Les pancréatites chez le chien : actualités diagnostiques et thérapeutiques - Le Point Vétérinaire n° 295 du 01/05/2009
Le Point Vétérinaire n° 295 du 01/05/2009

Médecine interne canine

Infos

FOCUS

Auteur(s) : Fabienne Wyssmann

Fonctions : D’après la conférence tenue par Patrick Lecoindre (dipl. ECVIM (CA)), à l’ENV d’Alfort le 2 avril 2009.

Les pancréatites sont sous-diagnostiquées en raison de leur expression clinique fruste et d’une insuffisance, notamment une mauvaise sensibilité, des moyens diagnostiques.

Le pancréas est le siège de la synthèse de nombreuses enzymes nécessaires à la digestion. Celles-ci sont stockées chacune sous une forme inactive (pro-enzyme) dans les cellules pancréatiques acineuses. Les pro-enzymes sont activées dans la lumière du tube digestif par d’autres enzymes pancréatiques, appelées protéases.

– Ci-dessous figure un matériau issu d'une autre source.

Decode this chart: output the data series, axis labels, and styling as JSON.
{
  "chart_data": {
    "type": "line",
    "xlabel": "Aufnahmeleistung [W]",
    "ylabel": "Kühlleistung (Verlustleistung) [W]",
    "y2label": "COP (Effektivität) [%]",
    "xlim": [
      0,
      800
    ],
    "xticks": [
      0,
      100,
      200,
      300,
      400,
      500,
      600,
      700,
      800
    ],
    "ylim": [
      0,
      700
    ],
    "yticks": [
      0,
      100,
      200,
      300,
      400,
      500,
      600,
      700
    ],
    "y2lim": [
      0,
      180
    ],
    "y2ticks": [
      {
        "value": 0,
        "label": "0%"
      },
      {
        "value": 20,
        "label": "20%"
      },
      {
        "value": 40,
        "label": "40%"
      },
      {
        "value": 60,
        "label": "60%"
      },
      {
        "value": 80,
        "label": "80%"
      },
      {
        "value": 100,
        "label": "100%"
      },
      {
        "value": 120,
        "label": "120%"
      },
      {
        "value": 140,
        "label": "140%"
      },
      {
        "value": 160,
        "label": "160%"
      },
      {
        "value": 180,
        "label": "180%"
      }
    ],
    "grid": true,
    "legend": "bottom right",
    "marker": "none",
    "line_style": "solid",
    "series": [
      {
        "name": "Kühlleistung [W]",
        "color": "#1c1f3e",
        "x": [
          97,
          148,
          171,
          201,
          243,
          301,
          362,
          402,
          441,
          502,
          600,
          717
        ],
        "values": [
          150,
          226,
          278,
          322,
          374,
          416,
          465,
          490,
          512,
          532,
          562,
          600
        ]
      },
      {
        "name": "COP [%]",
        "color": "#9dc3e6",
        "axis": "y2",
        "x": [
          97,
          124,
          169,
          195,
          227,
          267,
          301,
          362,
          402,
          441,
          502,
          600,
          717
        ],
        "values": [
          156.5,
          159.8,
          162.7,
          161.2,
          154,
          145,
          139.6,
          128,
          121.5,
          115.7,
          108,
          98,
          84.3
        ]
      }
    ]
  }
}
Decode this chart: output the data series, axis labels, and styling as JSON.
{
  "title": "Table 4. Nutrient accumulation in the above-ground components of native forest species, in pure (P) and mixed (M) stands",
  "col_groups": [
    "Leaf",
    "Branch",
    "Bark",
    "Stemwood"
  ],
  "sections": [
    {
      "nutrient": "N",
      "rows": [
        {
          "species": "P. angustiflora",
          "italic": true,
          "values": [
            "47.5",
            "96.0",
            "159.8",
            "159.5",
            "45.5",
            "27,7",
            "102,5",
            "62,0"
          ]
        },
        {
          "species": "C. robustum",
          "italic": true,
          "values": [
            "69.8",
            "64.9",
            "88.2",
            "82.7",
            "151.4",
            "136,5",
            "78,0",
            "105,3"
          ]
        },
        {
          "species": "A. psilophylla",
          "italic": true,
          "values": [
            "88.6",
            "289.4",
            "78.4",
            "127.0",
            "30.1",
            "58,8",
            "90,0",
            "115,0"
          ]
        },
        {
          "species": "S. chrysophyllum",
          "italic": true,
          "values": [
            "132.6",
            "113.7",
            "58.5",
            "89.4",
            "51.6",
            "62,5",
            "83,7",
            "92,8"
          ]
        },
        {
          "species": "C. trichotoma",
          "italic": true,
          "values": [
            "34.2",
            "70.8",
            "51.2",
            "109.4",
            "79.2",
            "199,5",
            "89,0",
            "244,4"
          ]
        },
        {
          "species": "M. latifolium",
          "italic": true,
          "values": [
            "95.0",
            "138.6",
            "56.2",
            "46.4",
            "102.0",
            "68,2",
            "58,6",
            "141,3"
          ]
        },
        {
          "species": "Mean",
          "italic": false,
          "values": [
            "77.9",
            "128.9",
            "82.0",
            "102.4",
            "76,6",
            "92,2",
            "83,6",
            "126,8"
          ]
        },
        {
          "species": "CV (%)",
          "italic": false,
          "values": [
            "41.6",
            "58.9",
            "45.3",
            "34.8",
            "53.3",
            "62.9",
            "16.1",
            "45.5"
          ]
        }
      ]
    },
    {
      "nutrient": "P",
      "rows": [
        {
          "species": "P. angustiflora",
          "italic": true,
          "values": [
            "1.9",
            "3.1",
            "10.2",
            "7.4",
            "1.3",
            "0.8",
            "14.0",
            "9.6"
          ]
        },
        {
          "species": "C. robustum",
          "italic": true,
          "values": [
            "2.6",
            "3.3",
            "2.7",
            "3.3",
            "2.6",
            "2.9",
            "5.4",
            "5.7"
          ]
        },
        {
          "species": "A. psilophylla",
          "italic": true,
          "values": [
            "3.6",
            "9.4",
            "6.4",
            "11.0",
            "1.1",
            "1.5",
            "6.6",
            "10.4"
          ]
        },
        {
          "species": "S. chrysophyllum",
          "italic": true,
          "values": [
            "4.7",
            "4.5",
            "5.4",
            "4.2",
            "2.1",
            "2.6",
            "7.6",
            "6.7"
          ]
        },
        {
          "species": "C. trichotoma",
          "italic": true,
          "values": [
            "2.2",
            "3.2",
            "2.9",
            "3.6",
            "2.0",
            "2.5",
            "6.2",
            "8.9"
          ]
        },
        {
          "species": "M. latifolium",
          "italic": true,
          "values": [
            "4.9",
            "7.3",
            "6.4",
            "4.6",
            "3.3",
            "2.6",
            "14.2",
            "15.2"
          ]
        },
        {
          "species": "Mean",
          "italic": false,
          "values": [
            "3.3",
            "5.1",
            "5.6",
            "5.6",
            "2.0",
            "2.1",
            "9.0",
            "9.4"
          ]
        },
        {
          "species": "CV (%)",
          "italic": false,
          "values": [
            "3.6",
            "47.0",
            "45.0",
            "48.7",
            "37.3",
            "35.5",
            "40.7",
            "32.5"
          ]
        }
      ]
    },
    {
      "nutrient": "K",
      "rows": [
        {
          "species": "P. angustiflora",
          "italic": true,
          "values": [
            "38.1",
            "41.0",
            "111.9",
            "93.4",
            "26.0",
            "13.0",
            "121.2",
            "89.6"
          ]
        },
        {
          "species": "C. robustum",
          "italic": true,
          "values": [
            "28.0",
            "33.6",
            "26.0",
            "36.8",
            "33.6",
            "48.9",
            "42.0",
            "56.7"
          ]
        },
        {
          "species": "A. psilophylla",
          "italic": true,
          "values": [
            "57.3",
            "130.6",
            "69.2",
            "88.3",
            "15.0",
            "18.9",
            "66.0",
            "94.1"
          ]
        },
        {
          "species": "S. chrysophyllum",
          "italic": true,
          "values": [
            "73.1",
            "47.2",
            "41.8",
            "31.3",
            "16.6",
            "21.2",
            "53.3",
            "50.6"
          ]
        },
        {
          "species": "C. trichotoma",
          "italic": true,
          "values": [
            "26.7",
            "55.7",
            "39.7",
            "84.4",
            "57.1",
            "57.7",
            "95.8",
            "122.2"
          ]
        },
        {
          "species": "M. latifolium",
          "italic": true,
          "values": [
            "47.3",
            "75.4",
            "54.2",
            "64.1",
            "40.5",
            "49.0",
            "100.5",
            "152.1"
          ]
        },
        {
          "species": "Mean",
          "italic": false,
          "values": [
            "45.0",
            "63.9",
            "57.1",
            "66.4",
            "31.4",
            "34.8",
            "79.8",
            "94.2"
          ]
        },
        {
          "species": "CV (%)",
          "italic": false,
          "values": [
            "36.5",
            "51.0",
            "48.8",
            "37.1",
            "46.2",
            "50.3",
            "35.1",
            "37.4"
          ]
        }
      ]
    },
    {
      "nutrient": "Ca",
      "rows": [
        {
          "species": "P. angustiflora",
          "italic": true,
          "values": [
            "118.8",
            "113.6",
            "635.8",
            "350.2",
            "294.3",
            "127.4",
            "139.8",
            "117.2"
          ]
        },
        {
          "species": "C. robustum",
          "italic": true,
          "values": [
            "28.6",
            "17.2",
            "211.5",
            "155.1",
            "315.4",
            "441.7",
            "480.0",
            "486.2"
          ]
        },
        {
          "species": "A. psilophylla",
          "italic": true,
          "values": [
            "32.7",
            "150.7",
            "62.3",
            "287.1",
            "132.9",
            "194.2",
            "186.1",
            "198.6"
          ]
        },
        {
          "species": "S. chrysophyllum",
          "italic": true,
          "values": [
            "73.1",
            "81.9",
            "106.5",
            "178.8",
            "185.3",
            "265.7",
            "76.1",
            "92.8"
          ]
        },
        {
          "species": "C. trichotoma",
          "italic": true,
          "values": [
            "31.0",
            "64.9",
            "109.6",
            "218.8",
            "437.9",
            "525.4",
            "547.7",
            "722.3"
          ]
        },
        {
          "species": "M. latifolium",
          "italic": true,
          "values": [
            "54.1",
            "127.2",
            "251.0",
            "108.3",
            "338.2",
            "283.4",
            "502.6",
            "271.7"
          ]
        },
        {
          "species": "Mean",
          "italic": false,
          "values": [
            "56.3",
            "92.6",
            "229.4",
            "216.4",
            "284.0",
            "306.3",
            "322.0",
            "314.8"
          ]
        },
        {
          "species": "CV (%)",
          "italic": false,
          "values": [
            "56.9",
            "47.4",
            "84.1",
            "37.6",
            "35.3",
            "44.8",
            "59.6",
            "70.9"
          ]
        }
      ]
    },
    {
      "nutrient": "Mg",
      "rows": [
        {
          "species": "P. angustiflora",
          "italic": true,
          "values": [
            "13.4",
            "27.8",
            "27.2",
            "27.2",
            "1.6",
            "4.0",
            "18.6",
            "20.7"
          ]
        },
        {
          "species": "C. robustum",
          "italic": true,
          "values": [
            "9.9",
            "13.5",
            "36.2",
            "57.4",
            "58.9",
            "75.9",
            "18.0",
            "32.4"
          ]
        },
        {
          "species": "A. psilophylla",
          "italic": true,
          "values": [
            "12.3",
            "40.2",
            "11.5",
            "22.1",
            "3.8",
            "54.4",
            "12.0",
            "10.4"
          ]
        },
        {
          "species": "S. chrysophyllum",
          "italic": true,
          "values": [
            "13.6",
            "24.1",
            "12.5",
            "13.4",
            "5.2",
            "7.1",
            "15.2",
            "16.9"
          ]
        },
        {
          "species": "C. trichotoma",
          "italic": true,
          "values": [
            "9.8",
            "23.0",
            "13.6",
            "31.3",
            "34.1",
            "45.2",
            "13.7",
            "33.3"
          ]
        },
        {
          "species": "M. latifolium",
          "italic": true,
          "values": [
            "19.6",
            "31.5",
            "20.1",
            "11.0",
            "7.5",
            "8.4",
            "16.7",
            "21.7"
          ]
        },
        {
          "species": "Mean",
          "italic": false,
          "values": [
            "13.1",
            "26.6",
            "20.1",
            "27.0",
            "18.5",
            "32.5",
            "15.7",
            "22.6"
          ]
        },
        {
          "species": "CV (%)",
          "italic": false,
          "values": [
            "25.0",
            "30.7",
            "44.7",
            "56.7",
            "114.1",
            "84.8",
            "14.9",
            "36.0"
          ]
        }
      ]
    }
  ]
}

Pathogénie et épidémiologie

Lorsque le pancréas souffre d’une perfusion insuffisante, des vacuoles se forment au sein des cellules acineuses. Les pro-enzymes et les protéases entrent en contact au sein de ces vacuoles et une activation des pro-enzymes s’opère in situ.

Certaines races semblent prédisposées : cocker, caniche, schnauzer nain (en raison de l’hyperlipémie familiale), labrador, cavalier king charles, colley, boxer. Il n’existe pas de prédisposition de sexe. En revanche, les individus stérilisés sont plus représentés.

Des facteurs favorisants sont connus :

– des médicaments tels que le bromure de potassium, la L-asparaginase, l’azathioprine, les tétracyclines, les sulfamides, les organophosphorés et la clomipramine ;

– des affections telles qu’une hypercalcémie néoplasique, une endocrinopathie hyperlipémiante (diabète, hypothyroïdie), des troubles ou des traitement hypovolémiants (maladie d’addisson, anesthésie générale, etc.), une obésité et l’hyperlipémie familiale du schnauzer nain ;

– une alimentation trop riche.

Classification clinique

Trois formes de pancréatite sont identifiées chez le chien : suraiguë, aiguë et chronique.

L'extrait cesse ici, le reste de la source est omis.